Me fijé en cómo la jefa cruza los brazos con superioridad mientras acusa a la otra chica. En Mi ex, mi jefe, esos pequeños gestos de lenguaje corporal dicen más que mil palabras. La compañera de fondo observando todo añade una capa extra de juicio social. Es fascinante ver cómo construyen la jerarquía visualmente sin necesidad de diálogos excesivos.
El intento de agresión física fue el punto de quiebre. Ver a la protagonista a punto de recibir un golpe en Mi ex, mi jefe me puso los nervios de punta. La intervención del jefe fue necesaria pero deja muchas preguntas. ¿Por qué la defiende? La química entre ellos es innegable y promete mucho conflicto romántico para los próximos capítulos.
Todos sabemos que ella no robó nada, pero la jefa necesita un chivo expiatorio. En Mi ex, mi jefe, la injusticia laboral se mezcla con rencores personales. Ver cómo vacían el bolso en el suelo es una falta de respeto total. Espero que la protagonista se revele pronto porque aguantar tanto abuso sin responder es frustrante para el espectador.

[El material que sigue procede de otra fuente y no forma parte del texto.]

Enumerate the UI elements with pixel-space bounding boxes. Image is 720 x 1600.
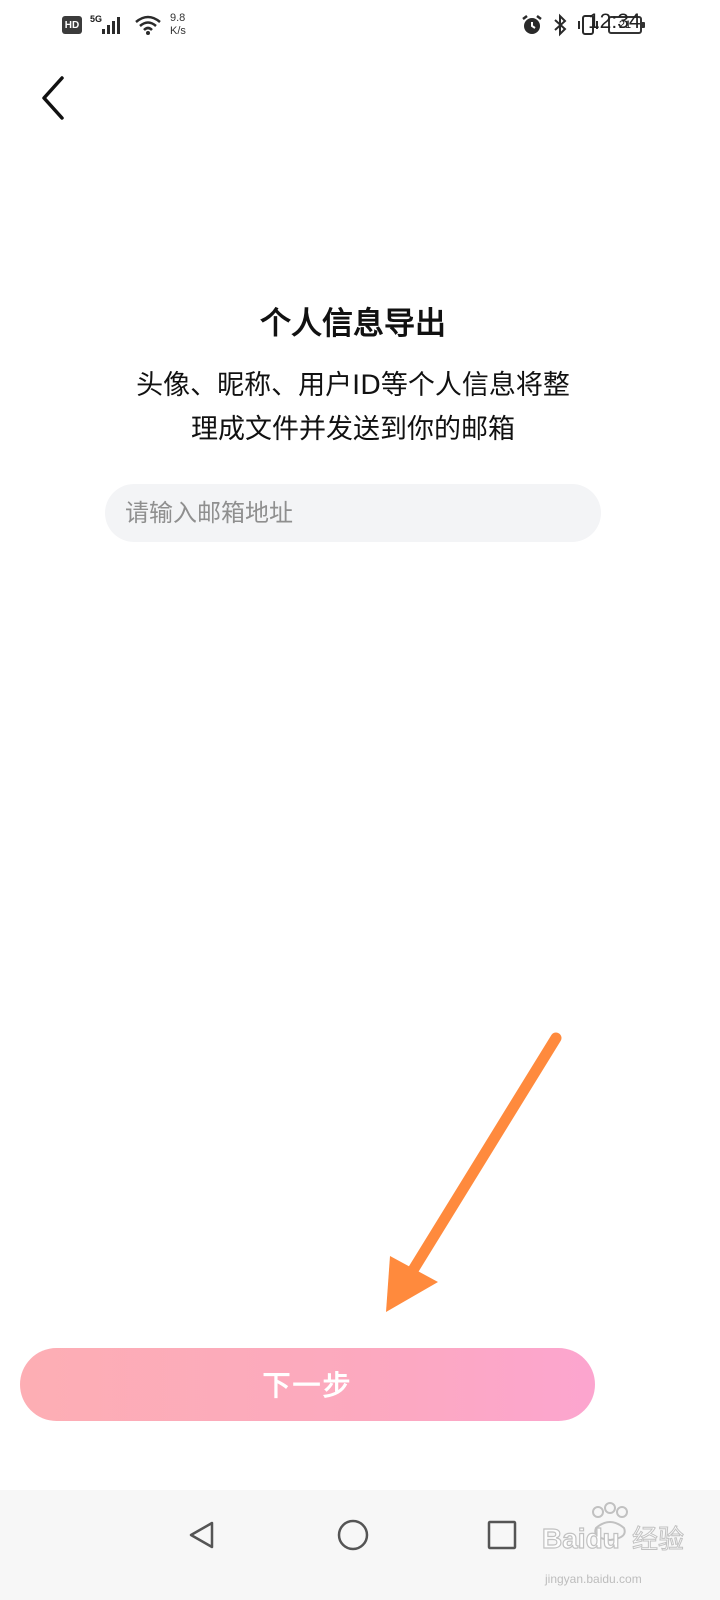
chevron-left-icon (42, 76, 64, 120)
svg-text:经验: 经验 (632, 1525, 684, 1555)
status-time: 12:34 (588, 10, 641, 33)
network-speed: 9.8 K/s (170, 12, 186, 38)
network-speed-unit: K/s (170, 25, 186, 37)
description-line-2: 理成文件并发送到你的邮箱 (191, 414, 515, 445)
page-description: 头像、昵称、用户ID等个人信息将整 理成文件并发送到你的邮箱 (0, 364, 706, 452)
annotation-arrow-icon (386, 1032, 562, 1312)
circle-home-icon (337, 1519, 369, 1551)
signal-strength-icon: 5G (90, 14, 126, 36)
nav-home-button[interactable] (328, 1510, 378, 1560)
back-button[interactable] (28, 72, 78, 124)
description-line-1: 头像、昵称、用户ID等个人信息将整 (136, 370, 570, 401)
page-title: 个人信息导出 (260, 306, 446, 342)
nav-recents-button[interactable] (477, 1510, 527, 1560)
status-left: HD 5G 9.8 K/s (62, 8, 186, 42)
status-bar: HD 5G 9.8 K/s 21 12:34 (0, 0, 720, 50)
svg-text:Baidu: Baidu (542, 1523, 620, 1554)
network-type-label: 5G (90, 14, 103, 24)
email-field[interactable] (105, 484, 601, 542)
bluetooth-icon (554, 13, 567, 37)
nav-back-button[interactable] (177, 1510, 227, 1560)
wifi-icon (135, 15, 161, 35)
square-recents-icon (487, 1520, 517, 1550)
next-button[interactable]: 下一步 (20, 1348, 595, 1421)
hd-badge: HD (62, 16, 82, 34)
network-speed-value: 9.8 (170, 12, 186, 24)
watermark-url: jingyan.baidu.com (545, 1572, 642, 1586)
triangle-back-icon (189, 1521, 214, 1549)
baidu-watermark-logo: Baidu 经验 (541, 1502, 685, 1556)
alarm-icon (522, 15, 542, 34)
email-input[interactable] (105, 484, 601, 542)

A pesar del drama intenso, la estética de la oficina en Mi ex, mi jefe es preciosa. La iluminación fría resalta la frialdad de la jefa perfectamente. Los vestuarios de las chicas marcan claramente sus personalidades y estatus. Es un placer ver una producción que cuida tanto la imagen mientras cuenta una historia llena de intriga y emociones fuertes.